Does everyone have a books to read pile? Maybe a shelf? Or in my case, entire bookshelf? From what I can tell, the answer is yes – if that person considers themselves to be a somewhat regular reader. I think working in a bookstore makes this even worse, because I am constantly finding books that I think that I would love to read. I do a fairly decent job in showing restraint, mostly because my husband likes me to bring home some of the money I earn at work and not spend it all on books.
Anyway, I’ve had The Rosie Project by Graeme Simsion on my shelf for a long time, just waiting to be read. I picked it up once, but only got a few pages in before something more pressing seemed to jump in the queue and knocked it out.
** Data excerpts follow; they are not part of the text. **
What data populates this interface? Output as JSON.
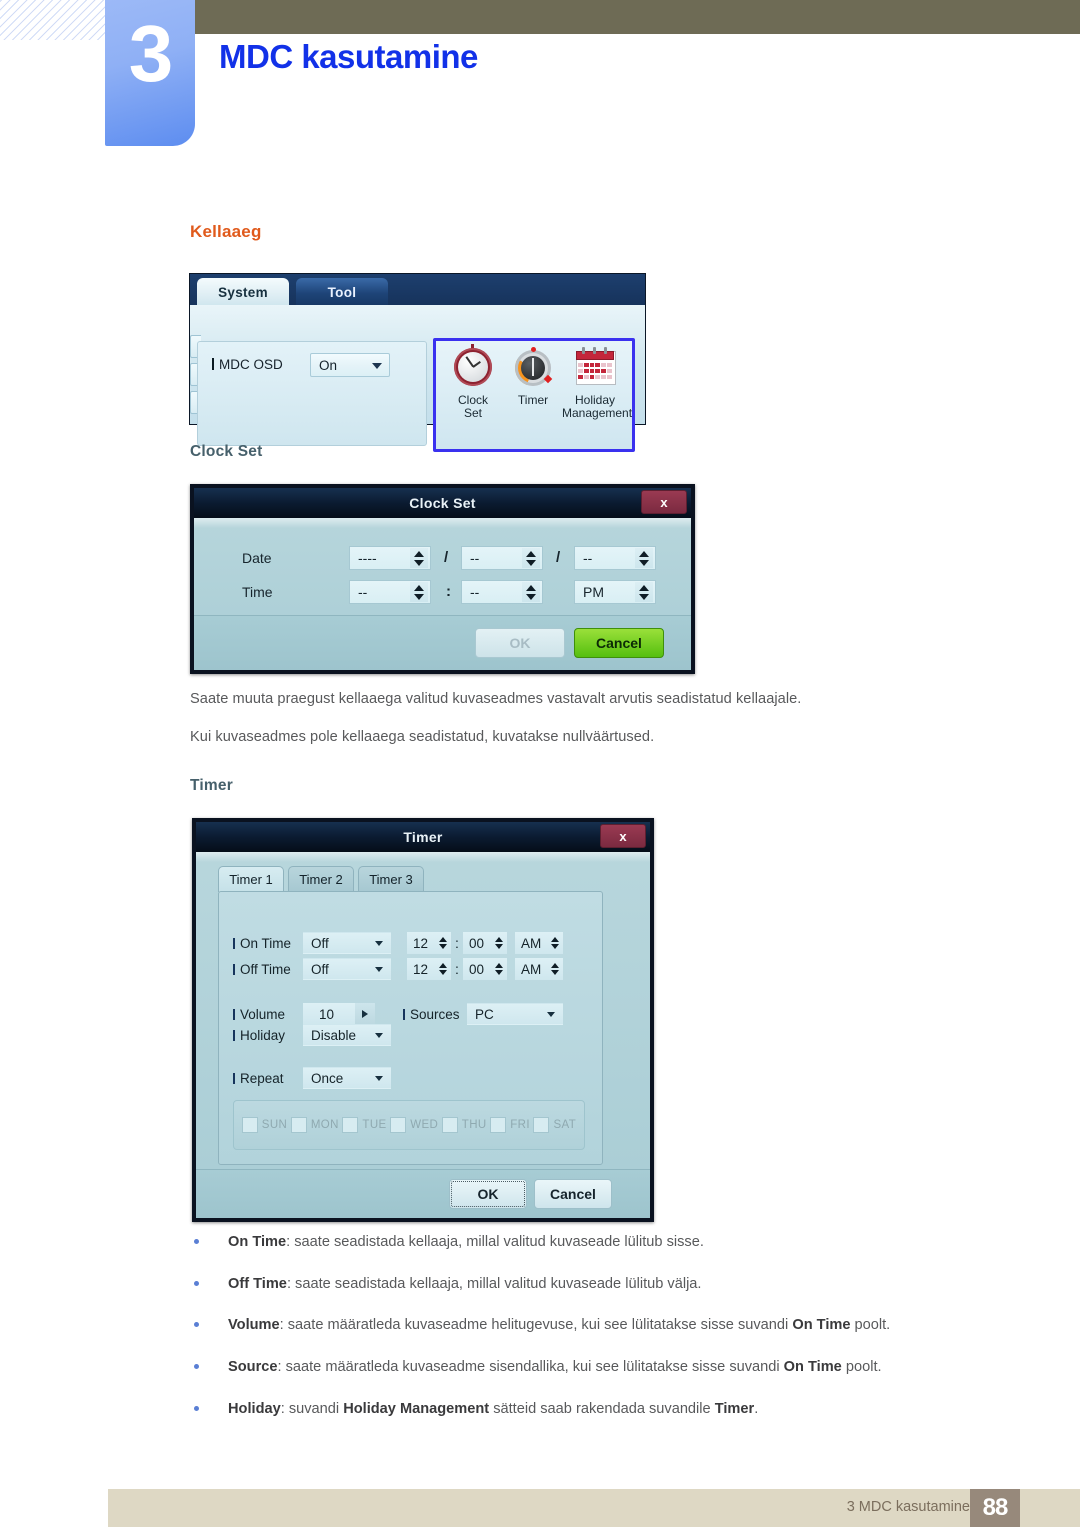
{
  "header": {
    "chapter_number": "3",
    "chapter_title": "MDC kasutamine"
  },
  "sections": {
    "kellaaeg_heading": "Kellaaeg",
    "clock_set_heading": "Clock Set",
    "timer_heading": "Timer"
  },
  "paragraphs": {
    "p1": "Saate muuta praegust kellaaega valitud kuvaseadmes vastavalt arvutis seadistatud kellaajale.",
    "p2": "Kui kuvaseadmes pole kellaaega seadistatud, kuvatakse nullväärtused."
  },
  "system_panel": {
    "tabs": [
      {
        "label": "System",
        "active": true
      },
      {
        "label": "Tool",
        "active": false
      }
    ],
    "mdc_osd_label": "MDC OSD",
    "mdc_osd_value": "On",
    "icons": [
      {
        "name": "clock-set-icon",
        "caption": "Clock\nSet"
      },
      {
        "name": "timer-icon",
        "caption": "Timer"
      },
      {
        "name": "holiday-management-icon",
        "caption": "Holiday\nManagement"
      }
    ],
    "highlight_color": "#3a31ef"
  },
  "clock_set_dialog": {
    "title": "Clock Set",
    "close_label": "x",
    "date_label": "Date",
    "time_label": "Time",
    "date_year": "----",
    "date_month": "--",
    "date_day": "--",
    "date_sep1": "/",
    "date_sep2": "/",
    "time_hour": "--",
    "time_minute": "--",
    "time_meridiem": "PM",
    "time_sep": ":",
    "ok_label": "OK",
    "cancel_label": "Cancel",
    "cancel_color": "#6ecb1a"
  },
  "timer_dialog": {
    "title": "Timer",
    "close_label": "x",
    "tabs": [
      {
        "label": "Timer 1",
        "active": true
      },
      {
        "label": "Timer 2",
        "active": false
      },
      {
        "label": "Timer 3",
        "active": false
      }
    ],
    "on_time": {
      "label": "On Time",
      "mode": "Off",
      "hour": "12",
      "minute": "00",
      "meridiem": "AM",
      "separator": ":"
    },
    "off_time": {
      "label": "Off Time",
      "mode": "Off",
      "hour": "12",
      "minute": "00",
      "meridiem": "AM",
      "separator": ":"
    },
    "volume": {
      "label": "Volume",
      "value": "10"
    },
    "sources": {
      "label": "Sources",
      "value": "PC"
    },
    "holiday": {
      "label": "Holiday",
      "value": "Disable"
    },
    "repeat": {
      "label": "Repeat",
      "value": "Once"
    },
    "days": [
      "SUN",
      "MON",
      "TUE",
      "WED",
      "THU",
      "FRI",
      "SAT"
    ],
    "ok_label": "OK",
    "cancel_label": "Cancel"
  },
  "bullets": [
    {
      "term": "On Time",
      "rest": ": saate seadistada kellaaja, millal valitud kuvaseade lülitub sisse."
    },
    {
      "term": "Off Time",
      "rest": ": saate seadistada kellaaja, millal valitud kuvaseade lülitub välja."
    },
    {
      "term": "Volume",
      "rest": ": saate määratleda kuvaseadme helitugevuse, kui see lülitatakse sisse suvandi ",
      "term2": "On Time",
      "rest2": " poolt."
    },
    {
      "term": "Source",
      "rest": ": saate määratleda kuvaseadme sisendallika, kui see lülitatakse sisse suvandi ",
      "term2": "On Time",
      "rest2": " poolt."
    },
    {
      "term": "Holiday",
      "rest": ": suvandi ",
      "term2": "Holiday Management",
      "rest2": " sätteid saab rakendada suvandile ",
      "term3": "Timer",
      "rest3": "."
    }
  ],
  "footer": {
    "text": "3 MDC kasutamine",
    "page": "88"
  }
}
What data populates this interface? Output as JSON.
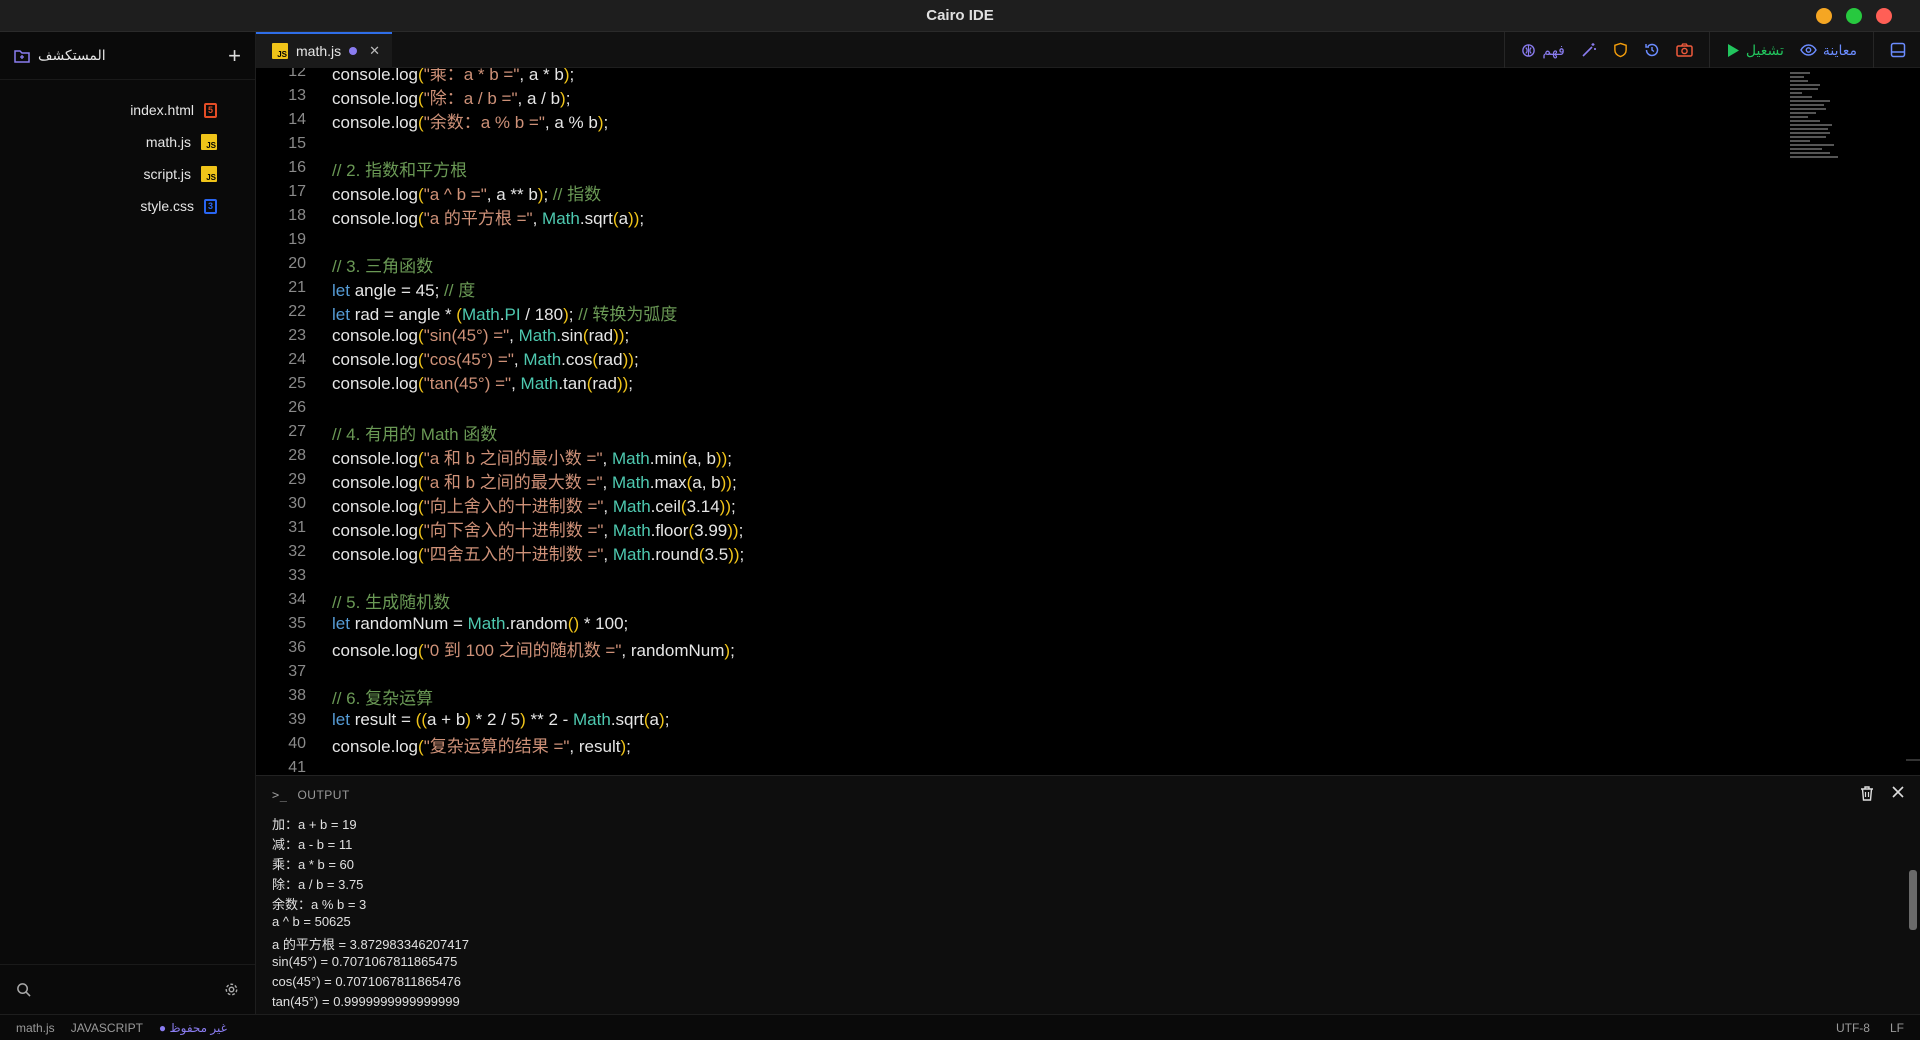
{
  "window": {
    "title": "Cairo IDE",
    "controls": {
      "minimize_color": "#f5a623",
      "maximize_color": "#27c93f",
      "close_color": "#ff5f56"
    }
  },
  "sidebar": {
    "title": "المستكشف",
    "files": [
      {
        "name": "index.html",
        "type": "html"
      },
      {
        "name": "math.js",
        "type": "js"
      },
      {
        "name": "script.js",
        "type": "js"
      },
      {
        "name": "style.css",
        "type": "css"
      }
    ]
  },
  "tab": {
    "label": "math.js",
    "icon_text": "JS"
  },
  "toolbar": {
    "understand_label": "فهم",
    "run_label": "تشغيل",
    "preview_label": "معاينة"
  },
  "editor": {
    "lines": [
      {
        "n": "12",
        "t": "console.log(\"乘：a * b =\", a * b);"
      },
      {
        "n": "13",
        "t": "console.log(\"除：a / b =\", a / b);"
      },
      {
        "n": "14",
        "t": "console.log(\"余数：a % b =\", a % b);"
      },
      {
        "n": "15",
        "t": ""
      },
      {
        "n": "16",
        "t": "// 2. 指数和平方根"
      },
      {
        "n": "17",
        "t": "console.log(\"a ^ b =\", a ** b); // 指数"
      },
      {
        "n": "18",
        "t": "console.log(\"a 的平方根 =\", Math.sqrt(a));"
      },
      {
        "n": "19",
        "t": ""
      },
      {
        "n": "20",
        "t": "// 3. 三角函数"
      },
      {
        "n": "21",
        "t": "let angle = 45; // 度"
      },
      {
        "n": "22",
        "t": "let rad = angle * (Math.PI / 180); // 转换为弧度"
      },
      {
        "n": "23",
        "t": "console.log(\"sin(45°) =\", Math.sin(rad));"
      },
      {
        "n": "24",
        "t": "console.log(\"cos(45°) =\", Math.cos(rad));"
      },
      {
        "n": "25",
        "t": "console.log(\"tan(45°) =\", Math.tan(rad));"
      },
      {
        "n": "26",
        "t": ""
      },
      {
        "n": "27",
        "t": "// 4. 有用的 Math 函数"
      },
      {
        "n": "28",
        "t": "console.log(\"a 和 b 之间的最小数 =\", Math.min(a, b));"
      },
      {
        "n": "29",
        "t": "console.log(\"a 和 b 之间的最大数 =\", Math.max(a, b));"
      },
      {
        "n": "30",
        "t": "console.log(\"向上舍入的十进制数 =\", Math.ceil(3.14));"
      },
      {
        "n": "31",
        "t": "console.log(\"向下舍入的十进制数 =\", Math.floor(3.99));"
      },
      {
        "n": "32",
        "t": "console.log(\"四舍五入的十进制数 =\", Math.round(3.5));"
      },
      {
        "n": "33",
        "t": ""
      },
      {
        "n": "34",
        "t": "// 5. 生成随机数"
      },
      {
        "n": "35",
        "t": "let randomNum = Math.random() * 100;"
      },
      {
        "n": "36",
        "t": "console.log(\"0 到 100 之间的随机数 =\", randomNum);"
      },
      {
        "n": "37",
        "t": ""
      },
      {
        "n": "38",
        "t": "// 6. 复杂运算"
      },
      {
        "n": "39",
        "t": "let result = ((a + b) * 2 / 5) ** 2 - Math.sqrt(a);"
      },
      {
        "n": "40",
        "t": "console.log(\"复杂运算的结果 =\", result);"
      },
      {
        "n": "41",
        "t": ""
      }
    ]
  },
  "output": {
    "title": "OUTPUT",
    "lines": [
      "加：a + b = 19",
      "减：a - b = 11",
      "乘：a * b = 60",
      "除：a / b = 3.75",
      "余数：a % b = 3",
      "a ^ b = 50625",
      "a 的平方根 = 3.872983346207417",
      "sin(45°) = 0.7071067811865475",
      "cos(45°) = 0.7071067811865476",
      "tan(45°) = 0.9999999999999999"
    ]
  },
  "status": {
    "file": "math.js",
    "language": "JAVASCRIPT",
    "unsaved": "غير محفوظ",
    "encoding": "UTF-8",
    "eol": "LF"
  }
}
I decided to give it another go earlier this week, and found the book to be charming and humorous.
Don Tillman is as socially awkward a guy as you are likely to ever meet. The book falls short of diagnosing him with Asperger’s syndrome, but it is not so subtly implied by his clinical psychologist friend, and can give you a pretty good idea of his inability to respond well to social cues. Don wants to find a wife, and decides that the most logical way to to this is to create a survey that his potential suitors would fill out to determine marriage suitability. Some questions would be automatic disqualifiers – such as, “do you smoke”, correct answer, “no”. Whereas others were on a bit more a sliding scale – ” do you eat kidneys?’, correct answer – occasionally.
Don’s “Wife Project” gets derailed a bit when he meets Rosie – a wholly unsuitable wife candidate, but a woman on a quest of her own. Don uncharacteristically agrees to help her try to find her biological father, as he is a geneticist and can analyze DNA. Their unlikely partnership involves many changes to Don’s rigid schedule and he begins to see that perhaps he can change certain aspects of his life without catastrophic consequences.
I found the book to be thoughtful without being too sappy, and you can’t help but root for Don to find happiness. Neither chicky nor highbrow, it’s a great book for anyone who just wants a light read with a charming story.